The bill is one of the three full-year funding plans that Republicans have been looking to pass as part of a minibus some are hopeful will ride alongside a stopgap this month. The two bills include annual funding plans for the Department of Veterans Affairs and the legislative branch operations.
This week, top Republicans pushed for what they’ve described as a “formal conference” to negotiate the funding bills. Cole also told reporters such a move would allow for more involvement from members.
“A formal one, everybody’s involved,” he said. “You get a much better reflection.”
“If you do an informal one, basically, it’s the subcommittee chairmen negotiating, the Big Four, sorting it out,” he said, referring to the four top funding negotiators in the House and Senate on both sides of the aisle. “I would prefer much more member involvement, and I know the Speaker would.”
Congress is facing a tight crunch on legislative time. Cole also acknowledged the timing constraints the Senate could face as part of the process.
“I don’t think that’s a reasonable possibility, because time,” Sen. John Kennedy (R-La.), a senior appropriator, told The Hill on Tuesday when asked about hopes of conferencing three funding bills to pass by the end of the month.

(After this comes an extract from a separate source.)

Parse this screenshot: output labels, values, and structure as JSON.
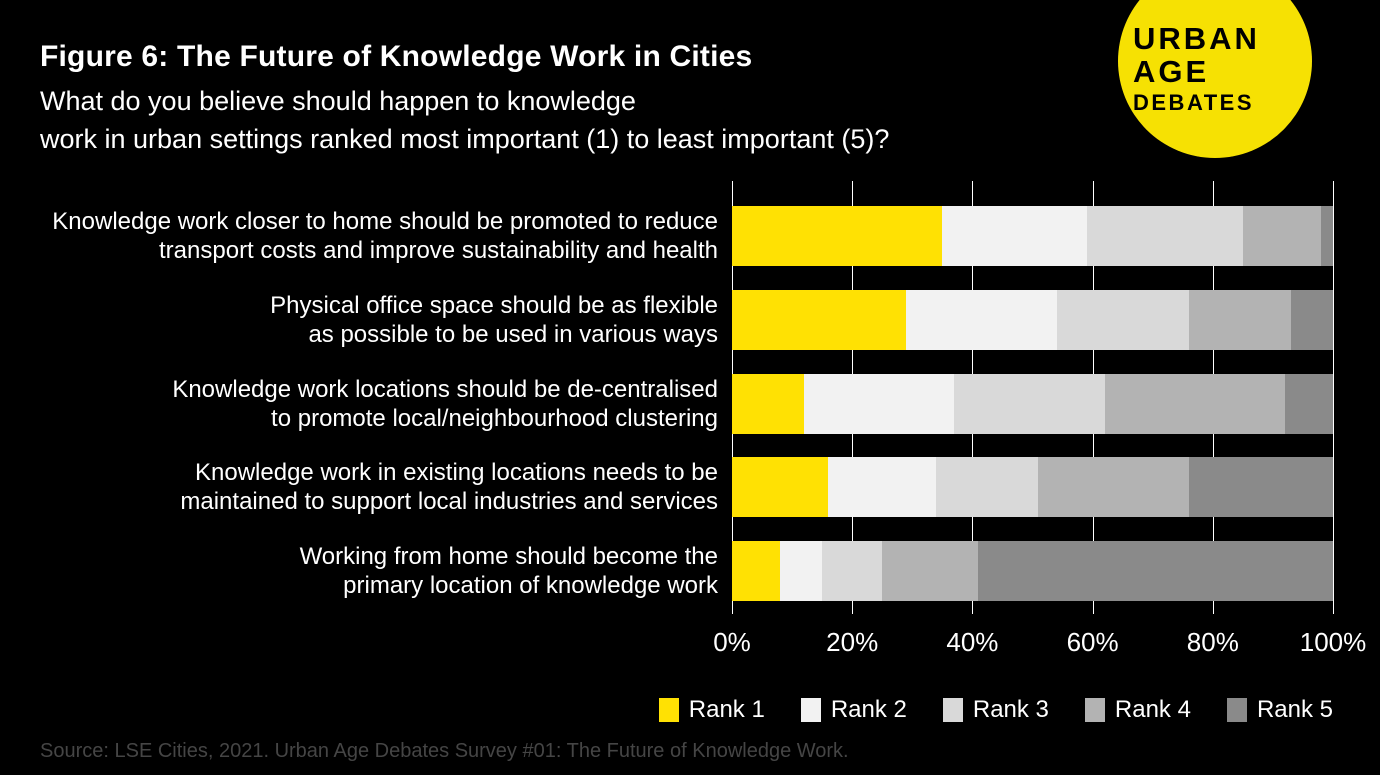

Sen. John Hoeven (R-N.D.), the upper chamber’s funding chief overseeing USDA funding, said Tuesday that discussions are ongoing at the staff level in both chambers when asked about the chances of a bicameral deal on his subcommittee’s annual funding plan.
“Our staffs are working on it right now, OK, and trying to find out all the areas of agreement between our bill and theirs and any disagreement, and if we can include them, that’d be great.”
“But yeah, I think it’s going to be challenging,” he said.
With less than 20 days standing between Congress and the month’s end, tensions only seem to be rising.
In recent days, Democrats have warned their GOP colleagues not to expect a similar outcome for this month’s funding to what Washington witnessed in March — when Senate Democrats took a beating from their base for helping Republicans pass a GOP-crafted plan to keep the government open through early fall.
“What the Republicans have proposed is not good enough to meet the needs of the American people and not good enough to get our votes,” Senate Minority Leader Chuck Schumer (D-N.Y.) told reporters Wednesday.